発表会で弾く曲であればそのまま完成度を高めていくレッスンに移行します。

その他

レッスン1回30分の月3回なので、雑談はほとんどありません。冒頭にバイオリンのチューニングの確認をしながら先生と話す程度ですね。

チューニングはレッスンの前に待合室で合わせてからレッスンルームに入るので、本当に確認程度です。

待合室で弓を使って爆音で合わせるわけにはいかないので、そこでのチューニングはピッチカートです。あんまりピッチカートでのチューニングはおすすめではありませんが。

まとめ

いかがでしたでしょうか。

練習メニューは人それぞれ違うかなと思いますが、時間がなくても基礎練習でウォーミングアップを兼ねて今やっている曲のスケールはやっておくと曲を弾くときにいいかなと思います。
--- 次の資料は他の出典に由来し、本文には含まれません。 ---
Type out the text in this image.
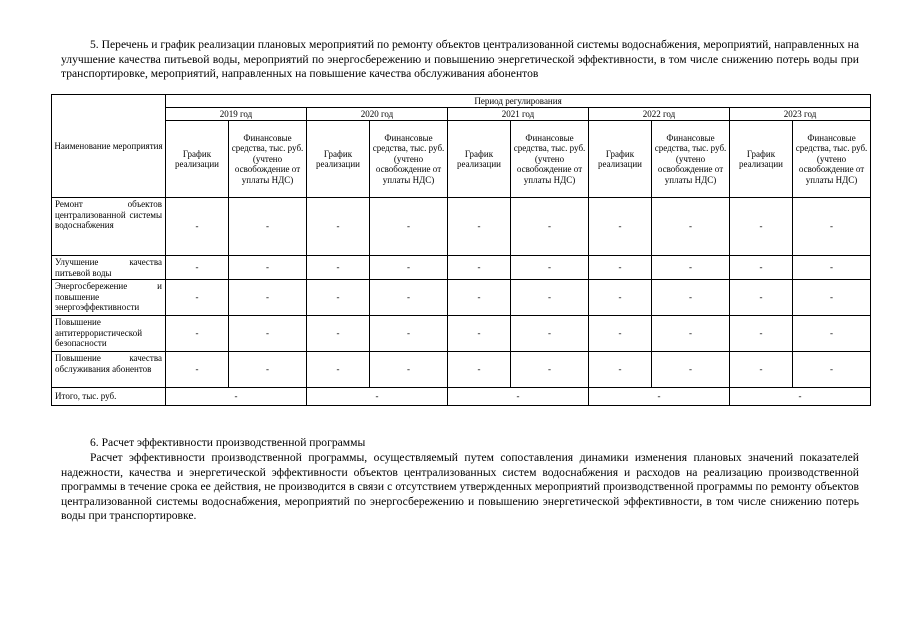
5. Перечень и график реализации плановых мероприятий по ремонту объектов централизованной системы водоснабжения, мероприятий, направленных на улучшение качества питьевой воды, мероприятий по энергосбережению и повышению энергетической эффективности, в том числе снижению потерь воды при транспортировке, мероприятий, направленных на повышение качества обслуживания абонентов
Наименование мероприятия	Период регулирования									
	2019 год		2020 год		2021 год		2022 год		2023 год	
	График реализации	Финансовые средства, тыс. руб. (учтено освобождение от уплаты НДС)	График реализации	Финансовые средства, тыс. руб. (учтено освобождение от уплаты НДС)	График реализации	Финансовые средства, тыс. руб. (учтено освобождение от уплаты НДС)	График реализации	Финансовые средства, тыс. руб. (учтено освобождение от уплаты НДС)	График реализации	Финансовые средства, тыс. руб. (учтено освобождение от уплаты НДС)
Ремонт объектов централизованной системы водоснабжения	-	-	-	-	-	-	-	-	-	-
Улучшение качества питьевой воды	-	-	-	-	-	-	-	-	-	-
Энергосбережение и повышение энергоэффективности	-	-	-	-	-	-	-	-	-	-
Повышение антитеррористической безопасности	-	-	-	-	-	-	-	-	-	-
Повышение качества обслуживания абонентов	-	-	-	-	-	-	-	-	-	-
Итого, тыс. руб.	-		-		-		-		-	
6. Расчет эффективности производственной программы
Расчет эффективности производственной программы, осуществляемый путем сопоставления динамики изменения плановых значений показателей надежности, качества и энергетической эффективности объектов централизованных систем водоснабжения и расходов на реализацию производственной программы в течение срока ее действия, не производится в связи с отсутствием утвержденных мероприятий производственной программы по ремонту объектов централизованной системы водоснабжения, мероприятий по энергосбережению и повышению энергетической эффективности, в том числе снижению потерь воды при транспортировке.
練習曲に関しては、練習曲はそもそも技術的な何かをクリアするために書いてあるので、やっていくと上達はするかなと思います。

曲は人によって先生から与えられる場合と自分から持っていく場合に分かれます。発表会で弾く曲はある程度完成度を上げる必要がありますが、そうでない場合は、先生のOKが出たら次の曲に進むのがいいと思います。

最近私が読んだバイオリンの本では「まず基礎練習、次に基礎練習、何よりも基礎練習」との旨が書いてありましたので、今後は基礎練習の比率を上げていこうと思っています。